Sensex Falls Over 490 Points; Rupee Sinks To Historic Low

India share markets opened on a negative note following further depreciation in Indian rupee. The BSE Sensex is trading down by 494 points while the NSE Nifty is trading down by 166 points.

Asian stock markets are lower today as Japanese and Hong Kong shares fall. The Nikkei 225 is off 0.2% while the Hang Seng is down 1.6%. The Shanghai Composite is trading up by 1.1%. Wall Street advanced on Wednesday and the Dow Jones Industrial Average closed at a record for a second day, after US economic data fueled a rise in Treasury yields, lifting financial stocks.

Back home, India share markets opened on a negative note following further depreciation in Indian rupee. The BSE Sensex is trading down by 494 points while the NSE Nifty is trading down by 166 points. The BSE Mid Cap index and BSE Small Cap index opened the day down by 1.6% & 1.7% respectively.

Barring capital goods stocks, all sectoral indices have opened the day in red with realty stocks and auto stocks witnessing maximum selling pressure.

The rupee is trading at Rs 73.73 against the US$.

The rupee plunged to breach the historic low of 73 level as soaring crude oil prices fueled worries over capital outflows and widening current account deficit.

The domestic currency closed at a record low of 73.34, down by 43 paise or 0.6% at the interbank foreign exchange.

Reportedly, foreign investors withdrew Rs 15.5 billion on a net basis from capital markets on October 3. The rupee opened lower at 73.26 per dollar due to high crude oil prices against the last close of 72.91 per dollar.

The currency pared some losses to touch a high of 72.90 per dollar on market speculation that RBI may open special dollar window for oil companies.
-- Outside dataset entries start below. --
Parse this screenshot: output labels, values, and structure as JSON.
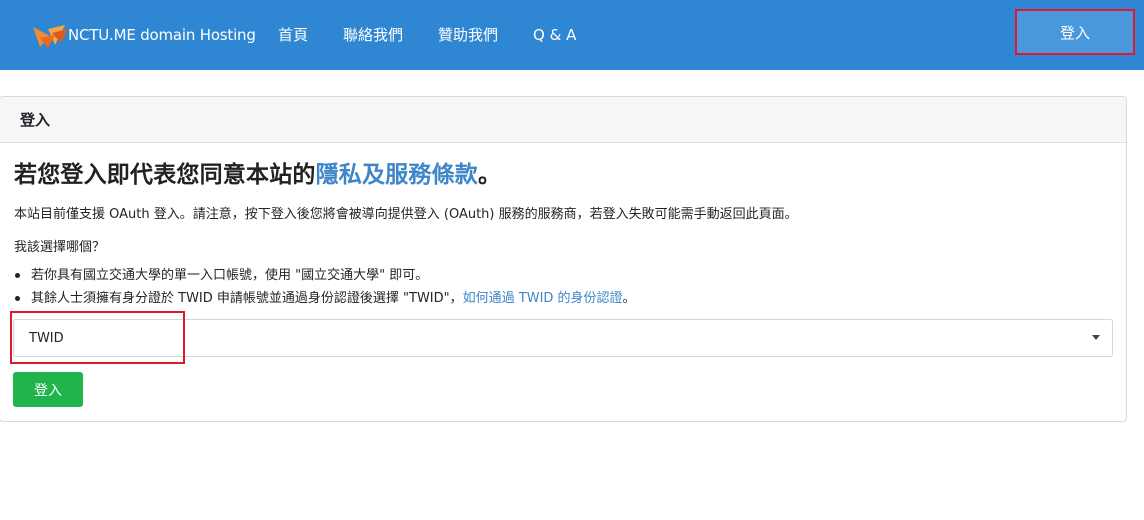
{
  "nav": {
    "brand": "NCTU.ME domain Hosting",
    "links": [
      "首頁",
      "聯絡我們",
      "贊助我們",
      "Q & A"
    ],
    "login": "登入"
  },
  "card": {
    "header": "登入",
    "title_prefix": "若您登入即代表您同意本站的",
    "title_link": "隱私及服務條款",
    "title_suffix": "。",
    "description": "本站目前僅支援 OAuth 登入。請注意，按下登入後您將會被導向提供登入 (OAuth) 服務的服務商，若登入失敗可能需手動返回此頁面。",
    "question": "我該選擇哪個？",
    "option1": "若你具有國立交通大學的單一入口帳號，使用 \"國立交通大學\" 即可。",
    "option2_text": "其餘人士須擁有身分證於 TWID 申請帳號並通過身份認證後選擇 \"TWID\"，",
    "option2_link": "如何通過 TWID 的身份認證",
    "option2_end": "。",
    "select_value": "TWID",
    "submit": "登入"
  },
  "colors": {
    "navbar": "#2f86d2",
    "link": "#3e86c8",
    "highlight": "#e0182d",
    "submit": "#21b34c"
  },
  "icons": {
    "brand": "fox-logo-icon",
    "select": "caret-down-icon"
  }
}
According to the reports, rising crude oil prices, depreciating rupee and widening current account deficit are some of the factors the policy making body would keep in mind while deciding on interest rates.
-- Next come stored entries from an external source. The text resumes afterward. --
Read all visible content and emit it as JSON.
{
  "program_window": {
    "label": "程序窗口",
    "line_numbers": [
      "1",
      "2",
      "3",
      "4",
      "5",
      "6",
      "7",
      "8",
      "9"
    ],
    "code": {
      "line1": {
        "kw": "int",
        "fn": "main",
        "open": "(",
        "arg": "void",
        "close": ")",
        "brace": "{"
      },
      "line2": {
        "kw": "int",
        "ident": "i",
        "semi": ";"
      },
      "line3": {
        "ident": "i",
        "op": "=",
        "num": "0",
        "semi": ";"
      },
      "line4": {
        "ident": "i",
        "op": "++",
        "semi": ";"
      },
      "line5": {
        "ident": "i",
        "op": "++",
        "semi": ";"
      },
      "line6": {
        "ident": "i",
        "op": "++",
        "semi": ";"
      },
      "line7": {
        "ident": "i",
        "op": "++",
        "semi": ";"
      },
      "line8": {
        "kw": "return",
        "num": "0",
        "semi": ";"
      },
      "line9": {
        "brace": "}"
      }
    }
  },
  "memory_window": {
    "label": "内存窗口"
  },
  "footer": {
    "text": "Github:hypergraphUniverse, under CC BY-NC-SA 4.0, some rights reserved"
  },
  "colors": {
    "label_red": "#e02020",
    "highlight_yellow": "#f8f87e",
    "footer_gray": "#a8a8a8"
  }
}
Cratering currencies, rising oil prices and rising interest rates. Global investors couldn't have asked for more excuses to pull their money out of the so-called fragile merging markets. India is certainly one amongst them.

But if investors were to rank countries based on their debt levels or even the level of forex debt, India would literally appear to be the safest haven.

The Worst Amongst Fragile Emerging Markets

Unlike China and Brazil, India's debt to GDP has hardly gone up in the past decade. And its amongst the least exposed to forex debt.

What that tells you is that while the correction is imminent, India may be the first amongst emerging markets to see a sharp recovery too.

Moving on to the news from the finance sector. In the latest development, the newly appointed board of Infrastructure Leasing and Financial Services Ltd (IL&FS) will submit a resolution plan for the debt-laden company within a fortnight of its first meeting to take place in Mumbai today.

The government on Wednesday appointed C.S. Rajan, former chief secretary of Rajasthan, as the seventh member on the new board of directors of IL&FS. Today's meeting of the new board will also examine the need for further induction of members on the board.

The government has also decided to refer the alleged failings of the infrastructure lender to be probed by the new auditing regulator National Financial Reporting Authority (NFRA).

Although an investigation by the Serious Fraud Investigation Office (SFIO) is on into the failure of IL&FS, the government is not keen to create a scare as the immediate priority is to stabilize the systemically important IL&FS group, the reports noted.

Note that, IL&FS has accumulated debt of over Rs 910 billion.